I say we shouldn’t eat’em.
btw, I live in chinatown, autres temps, autres moeurs.
I should elaborate - there’s too many variables. Particularly the tone of voice, which could be conditioned as a ‘fetch’ command no matter what words were being said.
Gorillaman check this site http://www.newscientist.com/news/news.jsp?id=ns99995101 for more information on how this goes beyond Pavlov conditioning.
The dog associates a novel word with a new toy in a group of learnt toys, and in a later experiment still associates the same word with the same toy in a group of some known and some unknown toys.
precisely the aforereferenced construction of an abstract class from the empirical conditioning.
next the ability to manipulate those abstract classes (note the superimposition of the screen of the dog’s past interaction with the class, “toys”–ie, not the specific toy or word associated with it. it’s the GENERALIZATION (there, is that enough caps for a while…) that ;makes it jaw dropping.
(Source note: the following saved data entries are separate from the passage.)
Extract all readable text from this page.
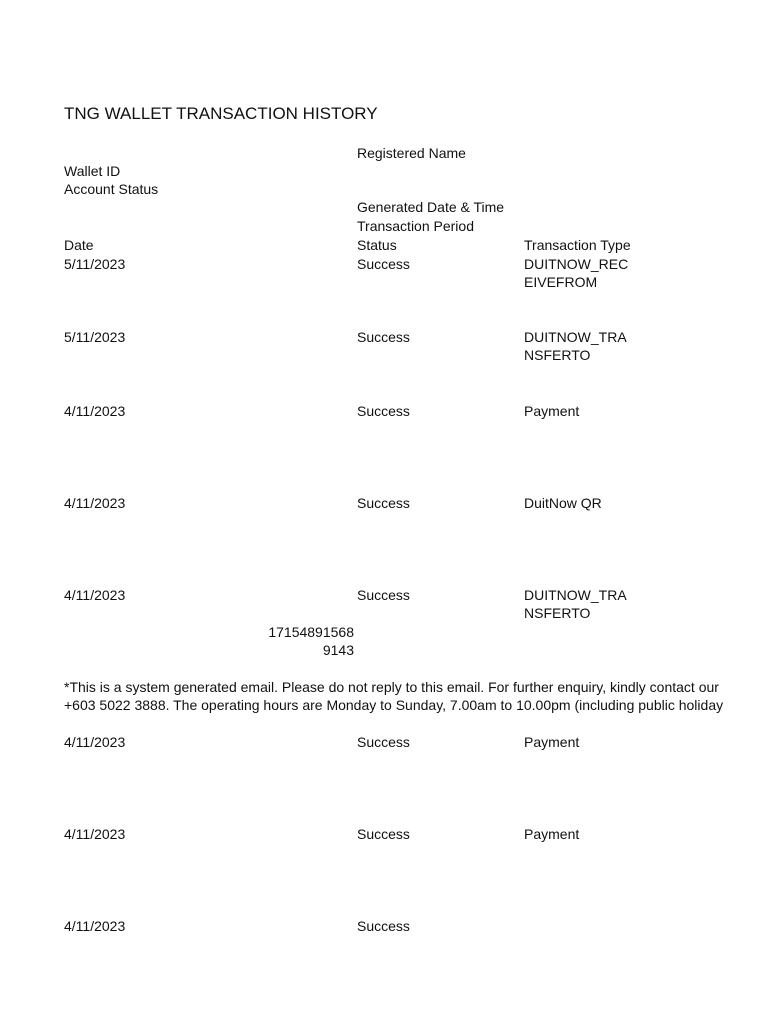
TNG WALLET TRANSACTION HISTORY
Registered Name
Wallet ID
Account Status
Generated Date & Time
Transaction Period
Date	Status	Transaction Type
5/11/2023	Success	DUITNOW_RECEIVEFROM
5/11/2023	Success	DUITNOW_TRANSFERTO
4/11/2023	Success	Payment
4/11/2023	Success	DuitNow QR
4/11/2023	Success	DUITNOW_TRANSFERTO
171548915689143
*This is a system generated email. Please do not reply to this email. For further enquiry, kindly contact our
+603 5022 3888. The operating hours are Monday to Sunday, 7.00am to 10.00pm (including public holiday
4/11/2023	Success	Payment
4/11/2023	Success	Payment
4/11/2023	Success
so now he has a class constructed out of empirical associations, and he has a second class, constructed out of his FUCKING MEMORY, (PRECIOUS BLOOD OF THE SACRED BABY JESUS,SAVE US!!
and through REASONING, (holy shit!) he knows which toy matches the new word.
I still maintain that there’s gaping holes in the experiment. For example, what happened if a name not associated with any toy was called out?
And I still maintain that tone of voice would be crucial. The tone of voice can indicate ‘fetch’ by itself - and if there is no connection between the sound and the toys the dog knows, then fetching the unfamiliar one would make sense.
And even if I’m wrong on the above points, the dog’s still a long way from ‘understanding language’.